Contoh Teks Berita Tentang Bencana Alam

Gempa Jepang tewaskan 500 Warga - Gempa dengan kekuatan 8,1 skala ritcher yang melanda negara matahari terbit pada 23 Mei telah menewaskan 500 warga. Menurut informasi setempat, data ini belum sepenuhnya valid. Hal ini karena Tim Penanggulangan Bencana Alam setempat kian gencar mencari korban-korban yang mungkin masih tertimpa puing-puing bangunan yang runtuh. 

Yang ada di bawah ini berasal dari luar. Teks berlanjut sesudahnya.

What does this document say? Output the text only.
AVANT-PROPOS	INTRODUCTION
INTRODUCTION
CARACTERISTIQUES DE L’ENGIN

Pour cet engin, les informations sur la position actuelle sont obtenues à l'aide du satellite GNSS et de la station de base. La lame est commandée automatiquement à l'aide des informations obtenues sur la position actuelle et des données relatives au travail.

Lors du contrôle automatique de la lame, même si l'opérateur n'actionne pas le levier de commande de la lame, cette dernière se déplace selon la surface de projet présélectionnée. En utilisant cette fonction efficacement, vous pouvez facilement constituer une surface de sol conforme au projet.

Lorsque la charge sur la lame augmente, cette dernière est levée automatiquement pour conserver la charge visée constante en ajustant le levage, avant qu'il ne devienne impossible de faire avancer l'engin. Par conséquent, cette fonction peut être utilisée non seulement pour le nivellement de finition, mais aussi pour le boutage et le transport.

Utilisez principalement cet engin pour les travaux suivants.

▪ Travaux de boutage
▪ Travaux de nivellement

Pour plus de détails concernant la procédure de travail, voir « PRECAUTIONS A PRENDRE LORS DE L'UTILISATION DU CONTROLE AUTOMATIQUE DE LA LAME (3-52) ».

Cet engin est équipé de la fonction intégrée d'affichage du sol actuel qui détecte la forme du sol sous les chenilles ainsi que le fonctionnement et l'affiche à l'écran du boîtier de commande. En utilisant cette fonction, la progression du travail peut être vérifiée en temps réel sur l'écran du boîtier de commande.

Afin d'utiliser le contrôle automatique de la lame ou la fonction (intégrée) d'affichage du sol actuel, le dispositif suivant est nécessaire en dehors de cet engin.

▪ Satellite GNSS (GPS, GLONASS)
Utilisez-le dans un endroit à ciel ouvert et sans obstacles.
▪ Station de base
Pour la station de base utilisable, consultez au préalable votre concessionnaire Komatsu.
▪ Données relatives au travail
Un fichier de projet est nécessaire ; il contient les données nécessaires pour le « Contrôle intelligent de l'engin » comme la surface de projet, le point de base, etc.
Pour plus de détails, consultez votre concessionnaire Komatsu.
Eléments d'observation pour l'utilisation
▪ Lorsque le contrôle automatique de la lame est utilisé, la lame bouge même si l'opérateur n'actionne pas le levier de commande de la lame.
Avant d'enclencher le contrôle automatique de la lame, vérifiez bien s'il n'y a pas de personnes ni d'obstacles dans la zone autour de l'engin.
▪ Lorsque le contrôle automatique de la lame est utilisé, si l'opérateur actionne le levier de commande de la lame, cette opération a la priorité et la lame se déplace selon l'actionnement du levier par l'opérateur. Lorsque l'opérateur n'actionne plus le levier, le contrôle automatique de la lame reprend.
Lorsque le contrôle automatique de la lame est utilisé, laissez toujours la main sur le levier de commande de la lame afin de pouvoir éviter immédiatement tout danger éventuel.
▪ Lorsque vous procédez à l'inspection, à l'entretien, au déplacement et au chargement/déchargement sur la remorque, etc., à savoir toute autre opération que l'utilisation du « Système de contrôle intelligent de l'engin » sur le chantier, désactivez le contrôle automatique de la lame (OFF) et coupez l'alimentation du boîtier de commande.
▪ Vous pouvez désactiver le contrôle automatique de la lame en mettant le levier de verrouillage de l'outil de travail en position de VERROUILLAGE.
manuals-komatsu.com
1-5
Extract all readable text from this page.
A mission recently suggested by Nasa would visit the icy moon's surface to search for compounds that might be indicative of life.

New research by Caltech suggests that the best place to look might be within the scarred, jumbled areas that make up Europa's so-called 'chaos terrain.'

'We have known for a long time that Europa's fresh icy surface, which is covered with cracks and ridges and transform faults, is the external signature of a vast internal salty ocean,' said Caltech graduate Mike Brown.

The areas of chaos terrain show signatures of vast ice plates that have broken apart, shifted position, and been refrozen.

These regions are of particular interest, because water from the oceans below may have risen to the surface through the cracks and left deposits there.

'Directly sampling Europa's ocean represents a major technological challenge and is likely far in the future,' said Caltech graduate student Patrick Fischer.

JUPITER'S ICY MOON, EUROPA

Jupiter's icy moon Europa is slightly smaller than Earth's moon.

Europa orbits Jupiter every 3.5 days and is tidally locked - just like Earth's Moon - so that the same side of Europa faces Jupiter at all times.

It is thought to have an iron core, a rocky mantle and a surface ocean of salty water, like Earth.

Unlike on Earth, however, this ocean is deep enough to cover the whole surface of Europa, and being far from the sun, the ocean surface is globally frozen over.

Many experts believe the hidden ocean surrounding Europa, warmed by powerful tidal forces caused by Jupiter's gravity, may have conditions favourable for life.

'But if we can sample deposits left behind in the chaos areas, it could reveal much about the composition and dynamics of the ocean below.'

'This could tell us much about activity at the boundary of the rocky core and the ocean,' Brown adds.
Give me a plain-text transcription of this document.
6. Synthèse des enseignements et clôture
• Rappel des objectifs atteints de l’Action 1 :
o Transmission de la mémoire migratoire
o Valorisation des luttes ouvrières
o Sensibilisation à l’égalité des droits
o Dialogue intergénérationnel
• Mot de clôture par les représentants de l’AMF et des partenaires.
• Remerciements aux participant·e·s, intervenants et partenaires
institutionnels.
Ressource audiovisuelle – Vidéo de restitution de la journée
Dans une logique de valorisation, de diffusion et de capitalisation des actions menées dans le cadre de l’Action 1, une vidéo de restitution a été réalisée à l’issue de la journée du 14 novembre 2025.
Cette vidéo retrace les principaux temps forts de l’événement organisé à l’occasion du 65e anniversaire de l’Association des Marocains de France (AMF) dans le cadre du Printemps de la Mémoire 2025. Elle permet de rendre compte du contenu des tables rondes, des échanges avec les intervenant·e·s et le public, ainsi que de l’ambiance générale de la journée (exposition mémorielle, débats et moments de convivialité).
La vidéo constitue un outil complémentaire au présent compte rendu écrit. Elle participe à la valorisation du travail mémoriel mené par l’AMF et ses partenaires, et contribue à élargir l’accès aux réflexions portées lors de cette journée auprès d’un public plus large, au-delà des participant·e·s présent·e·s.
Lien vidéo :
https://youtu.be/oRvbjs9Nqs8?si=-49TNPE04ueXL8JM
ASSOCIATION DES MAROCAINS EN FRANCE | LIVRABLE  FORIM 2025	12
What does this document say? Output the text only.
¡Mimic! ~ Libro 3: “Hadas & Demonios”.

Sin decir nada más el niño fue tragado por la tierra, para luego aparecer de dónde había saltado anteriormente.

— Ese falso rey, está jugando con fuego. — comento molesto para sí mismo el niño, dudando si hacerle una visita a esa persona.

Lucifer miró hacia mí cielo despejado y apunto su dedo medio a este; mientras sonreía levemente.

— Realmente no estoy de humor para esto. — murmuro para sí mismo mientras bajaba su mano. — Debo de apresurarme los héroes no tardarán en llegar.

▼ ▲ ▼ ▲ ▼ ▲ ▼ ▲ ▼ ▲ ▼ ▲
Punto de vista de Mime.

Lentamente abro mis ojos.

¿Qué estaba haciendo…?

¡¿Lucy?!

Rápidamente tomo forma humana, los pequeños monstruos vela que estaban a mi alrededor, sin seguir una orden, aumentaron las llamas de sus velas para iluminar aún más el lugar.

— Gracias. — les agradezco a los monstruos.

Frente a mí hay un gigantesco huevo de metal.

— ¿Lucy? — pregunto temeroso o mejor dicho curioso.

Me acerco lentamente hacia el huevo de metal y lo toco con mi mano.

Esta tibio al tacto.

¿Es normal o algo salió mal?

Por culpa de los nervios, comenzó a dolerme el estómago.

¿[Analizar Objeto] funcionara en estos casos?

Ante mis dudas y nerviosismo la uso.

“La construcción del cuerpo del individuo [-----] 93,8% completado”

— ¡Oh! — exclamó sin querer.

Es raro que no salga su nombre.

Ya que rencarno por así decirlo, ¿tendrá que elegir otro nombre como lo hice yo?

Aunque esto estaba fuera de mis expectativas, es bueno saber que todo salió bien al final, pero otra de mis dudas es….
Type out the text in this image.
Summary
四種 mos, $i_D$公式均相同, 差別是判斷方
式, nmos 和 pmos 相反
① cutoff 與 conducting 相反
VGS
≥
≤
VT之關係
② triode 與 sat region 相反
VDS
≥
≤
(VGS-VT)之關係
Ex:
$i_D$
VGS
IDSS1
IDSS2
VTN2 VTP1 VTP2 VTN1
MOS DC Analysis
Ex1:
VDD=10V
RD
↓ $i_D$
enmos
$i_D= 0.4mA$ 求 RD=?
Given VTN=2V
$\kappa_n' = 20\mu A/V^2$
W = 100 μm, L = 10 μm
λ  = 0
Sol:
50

Kerugian yang dirasakan oleh pemerintah Jepang meliputi kerusakan bangunan-bangunan penting. Kerugian ini diperkirakan mencapai senilai Rp3 milyar. Gempa yang terjadi ini merupakan bukan kali pertama bencana yang melanda negara matahari terbit. Sebelumnya Jepang pernah dilanda tsunami yang menewaskan ribuan warga Jepang dan menghancurkan bangunan-bangunan penting. 

Kini para warga yang selamat mengungsikan diri ke bangunan-bangunan umum yang selamat, diantaranya Masjid Kyoto, Jepang. Pemerintah setempat kian gencar mencari korban yang belum ditemukan dan membersihkan sisa-sisa bangunan yang runtuh. 

Contoh Teks Berita Tentang Pendidikan 

Soal Bocor, UN Diulang - Bocornya soal ujian nasional untuk tingkat SMP yang dilaksanakan pada Rabu, 23 April merupakan berita besar untuk pelaksanaan ujian tahun ini. Menteri Pendidikan, Anies Baswedan menuturkan bahwa pelaku yang membocorkan soal ujian telah diselidiki. Ia menjelaskan bahwa pelaku pembocoran akan diproses hukum sesuai pasal yang berlaku.

Dari hasil verifikasi yang dilakukan oleh Pusat Penilaian Pendidikan (PUSPENDIK) Balitbang Kemendikbud, ditemukan sebanyak 30 buklet soal dari 11.730 yang diunggah ke internet secara ilegal. Setelah mendapatkan laporan tersebut, Menteri Pendidikan segera berkoordinasi dengan Menteri Komunikasi dan Informasi untuk memblokir tautan di Google yang berisi konten ilegal tersebut. Koordinasi pun dilakukan dengan pihak Google dalam upaya pemblokiran konten tersebut.

Diduga kebocoran soal UN ini melibatkan oknum dari pihak percetakan negara RI yang merupakan tempat yang ditunjuk untuk mencetak semua soal-soal ujian nasional. Penggeledahan pun dilakukan secara internal oleh pihak percetakan untuk mengetahui dalang dibalik peristiwa ini.

Bocornya soal UN ini masih menjadi pertimbangan Menteri pendidikan untuk mengadakan ujian ulang atau tidak. Namun kemungkinan besar ialah ujian tidak akan diulang, hal ini berdasarkan pertimbangan menyangkut biaya pembuatan soal yang cukup besar.

Dengan memperhatikan hal-hal di atas maka anda akan mengerti bagai mana membacakan berita yang biak den menarik.